No room for complacency in fight against dissidents

Fri, Oct 26, 2012, 01:00

   

ANALYSIS:MI5’S DECISION to reduce the level of dissident republican threat in Britain from substantial to moderate is relatively good news for our neighbouring island but makes no difference to the situation in Northern Ireland, where the threat remains “severe”.

Senior security and political sources warn that the hard reality is that it is not a case of “if but when” the next major dissident attack comes in the North.

For the PSNI, the Garda and MI5 the task is to continue to thwart the dissidents’ efforts, as the statistics indicate they have been doing, but nonetheless there is the realisation, as one source put it, that the dissidents have the “ambition and capability to kill police officers or take out a town centre” in a bomb attack.

In a range of attacks in 2009, dissidents killed PSNI constable Stephen Carroll in Craigavon and British soldiers Patrick Azimkar and Mark Quinsey in Antrim.

In 2010 they murdered Kieran Doherty in Derry and badly injured Constable Peadar Heffron in a bomb attack.

Last year they murdered Constable Ronan Kerr in Omagh. In 2010 dissidents mounted some 40 serious gun and bomb attacks. There were 26 such incidents last year. In 2012 so far there have been 19 attacks but the difference this year is that, mostly, the scale and nature of the incidents have been of a lower level: for instance, pipe bomb attacks and “pot shots” fired at the PSNI as opposed to major shooting and bombing operations.

The diminution in attacks is believed to be because of concerns at dissident leadership level that the PSNI, Garda and MI5 are having success in infiltrating the various organisations such as Óglaigh na hÉireann, the Continuity IRA and the new, more worrying amalgamation of dissidents – the Real IRA, Republican Action Against Drugs (RAAD) and unaffiliated republicans from the mid-Ulster area.

Dissident leaders feel they must consider carefully before pressing ahead with planned operations in case the PSNI already has notice of what is about to happen. “In the recent period they have been on the defensive,” said a senior security source. “They seem to be struggling to have the impact they had two or three years ago.”

But again the British and Irish security and intelligence services know that, regardless of the current downscaling of operations, it is only a matter of time before the dissidents carry out, in their terms, successful attacks.
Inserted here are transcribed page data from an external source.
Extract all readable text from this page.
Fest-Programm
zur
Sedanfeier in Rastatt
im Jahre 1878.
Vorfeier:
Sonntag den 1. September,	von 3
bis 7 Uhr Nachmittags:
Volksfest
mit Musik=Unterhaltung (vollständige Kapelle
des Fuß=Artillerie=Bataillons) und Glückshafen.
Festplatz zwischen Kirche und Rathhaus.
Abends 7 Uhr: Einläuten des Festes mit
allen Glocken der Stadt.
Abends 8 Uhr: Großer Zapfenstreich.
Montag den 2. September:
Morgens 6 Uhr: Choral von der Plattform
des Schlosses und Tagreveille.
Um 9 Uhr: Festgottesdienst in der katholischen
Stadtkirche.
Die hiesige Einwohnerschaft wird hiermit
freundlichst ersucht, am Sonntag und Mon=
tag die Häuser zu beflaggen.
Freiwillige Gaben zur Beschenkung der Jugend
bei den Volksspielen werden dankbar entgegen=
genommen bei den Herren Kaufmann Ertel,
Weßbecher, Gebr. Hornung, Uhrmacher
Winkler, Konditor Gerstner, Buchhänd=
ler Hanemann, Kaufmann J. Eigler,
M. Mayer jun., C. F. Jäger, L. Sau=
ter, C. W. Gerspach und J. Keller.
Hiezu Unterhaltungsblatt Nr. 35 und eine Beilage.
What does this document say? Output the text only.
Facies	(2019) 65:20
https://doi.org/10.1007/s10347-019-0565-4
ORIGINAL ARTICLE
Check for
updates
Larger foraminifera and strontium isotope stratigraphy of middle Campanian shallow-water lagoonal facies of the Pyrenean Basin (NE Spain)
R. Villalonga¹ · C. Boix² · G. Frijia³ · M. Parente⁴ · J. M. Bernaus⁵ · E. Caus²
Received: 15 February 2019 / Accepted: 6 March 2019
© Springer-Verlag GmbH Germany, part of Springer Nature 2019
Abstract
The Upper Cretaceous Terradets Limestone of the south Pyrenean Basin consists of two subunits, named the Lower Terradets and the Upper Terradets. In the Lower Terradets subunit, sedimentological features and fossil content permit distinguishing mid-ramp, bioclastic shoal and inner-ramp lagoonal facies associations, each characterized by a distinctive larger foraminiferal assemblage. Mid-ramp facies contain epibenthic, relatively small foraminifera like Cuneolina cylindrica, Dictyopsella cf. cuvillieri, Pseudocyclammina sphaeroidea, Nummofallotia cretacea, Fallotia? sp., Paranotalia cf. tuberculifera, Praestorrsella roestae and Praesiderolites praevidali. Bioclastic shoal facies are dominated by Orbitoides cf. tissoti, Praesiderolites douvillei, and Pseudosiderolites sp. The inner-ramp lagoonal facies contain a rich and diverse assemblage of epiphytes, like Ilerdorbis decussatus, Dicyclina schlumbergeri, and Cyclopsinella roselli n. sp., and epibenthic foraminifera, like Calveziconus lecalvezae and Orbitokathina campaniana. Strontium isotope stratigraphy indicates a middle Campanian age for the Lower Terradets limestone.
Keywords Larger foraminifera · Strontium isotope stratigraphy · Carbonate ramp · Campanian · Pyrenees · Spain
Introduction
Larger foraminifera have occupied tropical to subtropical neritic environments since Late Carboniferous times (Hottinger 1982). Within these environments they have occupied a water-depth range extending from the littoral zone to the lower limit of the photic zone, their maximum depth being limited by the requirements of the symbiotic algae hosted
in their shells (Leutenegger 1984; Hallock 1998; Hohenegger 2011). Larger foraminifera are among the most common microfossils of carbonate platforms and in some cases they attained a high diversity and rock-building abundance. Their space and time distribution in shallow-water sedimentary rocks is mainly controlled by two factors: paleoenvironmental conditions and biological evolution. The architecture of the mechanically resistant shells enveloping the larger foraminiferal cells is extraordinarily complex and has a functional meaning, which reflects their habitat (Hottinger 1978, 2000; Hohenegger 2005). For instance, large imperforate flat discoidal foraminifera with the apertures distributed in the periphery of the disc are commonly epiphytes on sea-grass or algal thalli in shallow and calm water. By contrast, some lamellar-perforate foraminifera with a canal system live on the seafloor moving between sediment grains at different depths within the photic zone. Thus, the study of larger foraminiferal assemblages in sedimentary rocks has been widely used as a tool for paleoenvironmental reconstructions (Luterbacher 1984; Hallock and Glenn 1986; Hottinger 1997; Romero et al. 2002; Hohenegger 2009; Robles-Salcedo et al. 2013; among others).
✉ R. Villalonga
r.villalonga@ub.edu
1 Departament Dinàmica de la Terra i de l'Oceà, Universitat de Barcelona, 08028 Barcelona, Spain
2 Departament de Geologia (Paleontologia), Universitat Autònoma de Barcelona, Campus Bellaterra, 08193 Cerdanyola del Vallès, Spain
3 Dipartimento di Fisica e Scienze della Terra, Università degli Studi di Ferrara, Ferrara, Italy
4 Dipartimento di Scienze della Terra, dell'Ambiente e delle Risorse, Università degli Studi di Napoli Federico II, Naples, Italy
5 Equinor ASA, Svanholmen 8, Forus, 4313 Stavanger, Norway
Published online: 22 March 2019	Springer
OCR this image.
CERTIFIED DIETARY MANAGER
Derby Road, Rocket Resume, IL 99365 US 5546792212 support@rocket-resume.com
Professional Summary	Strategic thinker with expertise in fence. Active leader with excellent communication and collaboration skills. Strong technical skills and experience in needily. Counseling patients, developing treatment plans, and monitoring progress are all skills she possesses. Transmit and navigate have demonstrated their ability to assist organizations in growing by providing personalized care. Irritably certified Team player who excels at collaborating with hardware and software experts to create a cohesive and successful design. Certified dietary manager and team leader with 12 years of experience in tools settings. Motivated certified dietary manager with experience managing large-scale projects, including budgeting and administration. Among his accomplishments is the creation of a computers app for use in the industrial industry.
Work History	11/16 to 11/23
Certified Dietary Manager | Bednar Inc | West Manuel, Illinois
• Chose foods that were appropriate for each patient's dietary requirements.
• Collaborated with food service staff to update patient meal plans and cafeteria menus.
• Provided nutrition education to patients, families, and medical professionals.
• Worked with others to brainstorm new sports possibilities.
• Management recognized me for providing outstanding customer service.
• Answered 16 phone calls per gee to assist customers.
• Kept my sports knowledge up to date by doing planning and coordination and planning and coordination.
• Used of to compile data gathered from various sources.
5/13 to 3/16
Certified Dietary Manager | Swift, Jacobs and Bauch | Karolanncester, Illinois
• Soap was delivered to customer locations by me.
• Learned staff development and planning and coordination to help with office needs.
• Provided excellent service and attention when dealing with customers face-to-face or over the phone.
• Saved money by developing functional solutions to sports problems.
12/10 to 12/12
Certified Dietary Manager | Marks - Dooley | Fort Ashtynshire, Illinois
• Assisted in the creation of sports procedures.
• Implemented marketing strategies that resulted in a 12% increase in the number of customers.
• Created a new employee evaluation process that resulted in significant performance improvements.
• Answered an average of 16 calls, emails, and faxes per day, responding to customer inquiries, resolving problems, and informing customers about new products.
This was demonstrated by the fact that, while most attacks this year were on the lower end of the grade, there was one particularly serious bomb incident in north Belfast at the start of the month.

Police said the projectile bomb discovered in the back of a house on Jamaica Street was “substantial and viable”. It is understood the bomb contained high explosives and had armour-piercing capability, which means it could have been used to blow up a police Land Rover or patrol vehicle.

Sources say the incident underlines the sophisticated bomb-making capability of the dissidents. “The mortars and other stuff they are making are no different than the equipment the Provisionals were making at the end of the conflict,” said one security insider.

The sources add that the dissidents are well-armed, have strong engineering knowledge and have ample funds. While much of the old American “wrap-the-green-flag-around-me” money has dried up, the dissidents are well financed from smuggling and other criminal operations.